The Academy rewards the Ambassadors of Taste
in homage to the founder Orio Vergani
President Petroni: “Our associations share the goals of enhancing and safeguarding Italian cuisine”.
Interview by journalist Mariella Caruso
Safeguarding and enhancing Italian culinary tradition is one of the goals of the Italian Academy of Cuisine founded by Orio Vergani on the 29th of July 1953. It is in the name of Vergani, who passed away in 1960, that since 1984 individuals, organisations or associations are rewarded for honouring Italian food culture in Italy or abroad through their activities.
This year’s prize, consisting of a medal, a certificate and a cheque for 10,000 Euros, was awarded to the Italian Association of Taste Ambassadors.
“By partnering with the Association led by Cristina Bowerman in several events during International Italian Food Week, we got to know professionals who share our values of promoting and protecting our food heritage within Italy and abroad. This is why we chose them to receive our award”, explained the Academy’s President, Paolo Petroni, delivering the prize during a press conference organised at Romeo Chef&Baker, alongside the Taste Ambassadors’ annual assembly.
President Petroni, what is the current relevance of Orio Vergani?

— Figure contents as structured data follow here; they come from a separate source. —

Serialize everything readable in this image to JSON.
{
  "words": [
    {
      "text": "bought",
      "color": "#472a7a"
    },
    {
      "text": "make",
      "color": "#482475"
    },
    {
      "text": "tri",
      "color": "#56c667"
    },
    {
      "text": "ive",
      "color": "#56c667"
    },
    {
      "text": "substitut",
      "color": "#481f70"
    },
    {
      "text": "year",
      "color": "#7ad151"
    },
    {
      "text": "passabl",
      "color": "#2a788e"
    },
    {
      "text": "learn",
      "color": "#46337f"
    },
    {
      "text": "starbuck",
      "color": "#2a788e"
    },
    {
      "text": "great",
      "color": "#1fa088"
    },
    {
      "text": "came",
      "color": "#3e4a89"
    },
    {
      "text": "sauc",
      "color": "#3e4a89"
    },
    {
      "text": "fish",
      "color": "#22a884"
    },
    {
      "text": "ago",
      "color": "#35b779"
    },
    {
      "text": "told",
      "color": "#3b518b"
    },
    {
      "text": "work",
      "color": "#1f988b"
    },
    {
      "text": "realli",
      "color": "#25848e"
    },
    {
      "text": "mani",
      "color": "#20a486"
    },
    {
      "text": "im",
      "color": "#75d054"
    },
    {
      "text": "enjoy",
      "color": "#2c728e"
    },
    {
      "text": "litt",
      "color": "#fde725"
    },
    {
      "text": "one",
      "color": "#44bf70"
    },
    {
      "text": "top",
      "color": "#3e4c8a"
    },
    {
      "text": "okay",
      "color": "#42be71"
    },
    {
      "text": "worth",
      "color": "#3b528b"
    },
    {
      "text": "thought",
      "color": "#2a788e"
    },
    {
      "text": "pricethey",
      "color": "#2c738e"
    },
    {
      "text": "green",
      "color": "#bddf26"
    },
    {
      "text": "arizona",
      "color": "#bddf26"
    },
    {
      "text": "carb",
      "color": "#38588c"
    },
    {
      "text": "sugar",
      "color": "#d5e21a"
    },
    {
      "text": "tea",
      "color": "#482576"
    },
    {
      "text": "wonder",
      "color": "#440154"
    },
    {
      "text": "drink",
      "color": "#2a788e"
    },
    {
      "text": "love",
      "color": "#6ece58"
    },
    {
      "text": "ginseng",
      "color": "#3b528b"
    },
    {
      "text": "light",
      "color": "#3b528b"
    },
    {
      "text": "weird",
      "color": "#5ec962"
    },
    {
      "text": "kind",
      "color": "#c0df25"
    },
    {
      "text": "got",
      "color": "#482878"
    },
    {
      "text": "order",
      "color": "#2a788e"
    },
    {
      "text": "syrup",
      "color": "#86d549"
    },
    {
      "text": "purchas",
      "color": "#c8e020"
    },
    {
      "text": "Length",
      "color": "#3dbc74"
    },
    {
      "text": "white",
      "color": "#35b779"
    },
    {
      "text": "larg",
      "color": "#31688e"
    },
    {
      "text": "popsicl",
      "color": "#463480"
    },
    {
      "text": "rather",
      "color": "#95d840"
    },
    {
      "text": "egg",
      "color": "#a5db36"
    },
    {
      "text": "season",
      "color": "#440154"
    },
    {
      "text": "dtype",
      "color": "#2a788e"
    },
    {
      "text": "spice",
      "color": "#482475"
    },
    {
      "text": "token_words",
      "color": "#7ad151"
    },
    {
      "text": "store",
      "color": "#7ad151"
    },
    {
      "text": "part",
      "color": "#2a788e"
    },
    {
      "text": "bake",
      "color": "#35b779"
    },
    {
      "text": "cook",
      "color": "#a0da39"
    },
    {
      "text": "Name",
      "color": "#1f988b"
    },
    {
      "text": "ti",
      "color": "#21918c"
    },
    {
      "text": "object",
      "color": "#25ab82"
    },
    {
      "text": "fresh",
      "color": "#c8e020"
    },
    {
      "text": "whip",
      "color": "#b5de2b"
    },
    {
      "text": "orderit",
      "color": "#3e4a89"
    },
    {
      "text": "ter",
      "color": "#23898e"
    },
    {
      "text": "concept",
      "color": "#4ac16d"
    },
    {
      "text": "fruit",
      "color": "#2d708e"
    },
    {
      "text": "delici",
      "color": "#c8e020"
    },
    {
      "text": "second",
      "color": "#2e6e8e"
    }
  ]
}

“Vergani decided to found the Academy because he had realised that food traditions were disintegrating: he could find tortellini with cream sauce in Venice, Rome or Milan, but not local dishes, replaced by shrimp cocktails and pilau rice with prawns. We overcame that moment in history; then came nouvelle cuisine with its tiny portions and plating borrowed from French cooking, which was a disaster. Later, luckily, traditional regional cooking was re-evaluated and ingredients rediscovered which are far superior to those found years ago. Now some threat of degeneration has resurfaced: we Italians don’t understand its strength and risk following international fads. If eminent food guides praise northern Italian or South American cuisine, cooks believe that they will have success by following their methods. Obviously we don’t ban innovation, but we must be very careful to avoid straying from the standards of our cuisine in the name of standardisation, which is currently a substantial risk”.
From which standards must Italian cooking never stray according to the Academy?
“First and foremost, good taste. Then, respecting ingredients: it is useless to serve capers from Pantelleria or Cantabrico anchovies while being unable to recognise them by taste. The cook must not misrepresent or distort the flavour of the primary ingredients, and must know how to present a traditional recipe in a recognisable manner: for example, an excellent carbonara need not be identical to that found in traditional Roman inns, but must recall its flavour”.
It is commonly thought that Italian cuisine cannot be codified…
“Indeed, it cannot. Italian cuisine, as such, does not exist, which is why we are called the Italian Academy of Cuisine rather than the Academy of Italian Cuisine. Ours is not even a province-dependent cuisine, but varies over a much smaller territory, since by travelling only a few miles one encounters different recipes and traditions. I am Tuscan, but in Florence there is ribollita while in Livorno there is cacciucco. The Academy is often accused of calcifying cuisine because we have registered several recipes, but we do this only to preserve historical heritage rather than demanding that everyone slavishly follow these recipes”.
What are the aims of the Italian Academy of Cuisine?
“Those of its founder, Orio Vergani: safeguard (therefore preserve) and enhance (bring into the future) Italian cuisine. Its other major goal is to have the significance of Italian cuisine recognised at the European level and by Unesco. Unesco’s recognition of the ‘Mediterranean Diet’ as part of the Intangible Cultural Heritage of Humanity applies to all countries around the Mediterranean basin. We Italians have been unable to make the most of the study carried out by the American Ancel Keys in Calabria. Even the apparent recognition of pizza in fact covered only the art of the Neapolitan pizza makers”.
Given the unlikelihood of ‘Italian cuisine’ receiving recognition, what else has some chance of being recognised?
“Certainly pasta, internationally emblematic of Italian cuisine, which has supplanted French cooking in the restaurants of the best hotels. One can ascertain that a restaurant is Italian by observing that the menu is arranged by appetisers, first courses and second courses and that the dishes include pasta or risotto”.